The financial industry also contributed to the decline of American manufacturing in two ways. First, they siphon out part of the profits of the other industries via financial engineering. Since banking and investment industry are well established, we would expect profitability to decline like other industries that are matured and highly competitive. This is, after all, the economic theory coming out of the economic classes in colleges. However, profitability of the financial sector is near the top among all the industries. Since financial sector touches all industries, we have to conclude that some of the profits from the other industries have been transferred to the financial industry through financial manipulation. Without the profit to sustain them, many industries have died off. The second way it contribute to the demise of the American industries is through the short term nature of how Wall Street reward our economic participants. If you are two years from retirement and running the company, You would care a lot more about the stock prices in the next two years versus will the company survive in ten. In that case, you would prioritize short term profitability over the longer term survivability of the company. GE, which used to be the model for the rest of the American companies, is a shadow of its former self due to this shortsightedness. Boeing, which had the recent debacle with their 737 Max, is another example.

So what is to be done about this? So some might say we tax the hell out of these products and bring back the industries. Unfortunately, Fortress America is not a solution to this problem. This is because the Europeans, who enjoy working less than the Americans, have tried the Fortress Europe idea and the result has not been good for the last couple of decades. There is no reason to believe that we will do better if we try the same thing. Others cling on the automation and 3D printing as the key to reversing the de-industrialization, but this is unlikely. More automation and 3D printing requires even more skilled and disciplined labor force, not less. Trump tried to deny ZTE chips from American companies, but eventually back out of that idea. Certainly it would badly hurt ZTE, but companies like Qualcom will also be badly hurt. What is more, this action have spur many Chinese companies to start making their own chips.
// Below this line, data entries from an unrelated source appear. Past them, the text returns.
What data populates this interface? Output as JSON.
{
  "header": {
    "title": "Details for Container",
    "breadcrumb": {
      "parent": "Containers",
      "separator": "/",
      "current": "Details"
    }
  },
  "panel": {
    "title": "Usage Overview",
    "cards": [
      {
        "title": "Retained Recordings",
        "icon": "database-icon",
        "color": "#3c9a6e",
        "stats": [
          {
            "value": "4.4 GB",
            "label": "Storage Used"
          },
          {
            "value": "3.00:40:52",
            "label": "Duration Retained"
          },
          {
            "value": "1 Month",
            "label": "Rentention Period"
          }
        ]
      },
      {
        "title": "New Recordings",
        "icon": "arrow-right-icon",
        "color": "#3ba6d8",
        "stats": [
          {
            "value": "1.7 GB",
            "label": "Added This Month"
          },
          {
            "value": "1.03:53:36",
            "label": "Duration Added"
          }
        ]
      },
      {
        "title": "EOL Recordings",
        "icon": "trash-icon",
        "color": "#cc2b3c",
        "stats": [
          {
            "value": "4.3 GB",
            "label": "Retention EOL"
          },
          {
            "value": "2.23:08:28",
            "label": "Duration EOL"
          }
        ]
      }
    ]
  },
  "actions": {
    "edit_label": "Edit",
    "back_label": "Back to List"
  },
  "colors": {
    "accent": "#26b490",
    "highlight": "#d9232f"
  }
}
A powerful Chinese chip industry will appear on the horizon a lot faster than it would be otherwise be.

The rise of the Chinese economic power is due to their ability to learn from the outside world and having a large scale manufacturing work force that is intelligent, disciplined and hard working. They have a large internal market to consume their own products.They trade with the entire world, most of whom will not sanction the trade since China is a large trading partner. Many countries would not be able to produce what China was producing and had to buy from somebody anyways. To them, the Chinese provided inexpensive and high quality products that otherwise would cost them a lot more. The most important of all, the government of China is very capable and able to get things moving along. Today, like America was in the 1920s, the fate of their economic rise is mostly in their own hands. Outsider can slightly slow but not stop their rise. Given that they still have lower per capita GDP and other indicators such as lower value added in their industries, lower robotic density per thousand worker etc, there is every reason to believe that they will in time get to the cutting edge in manufacturing. They will have their own aeronautic industry like Boeing and Air Bus. They will have a very large share of the chip designing and chip making industry. AI will also boost their productivity in the coming decades. There is no way to stop the rise of the Chinese economy. We should focus on improving our own. We can also try to benefit from China's rise.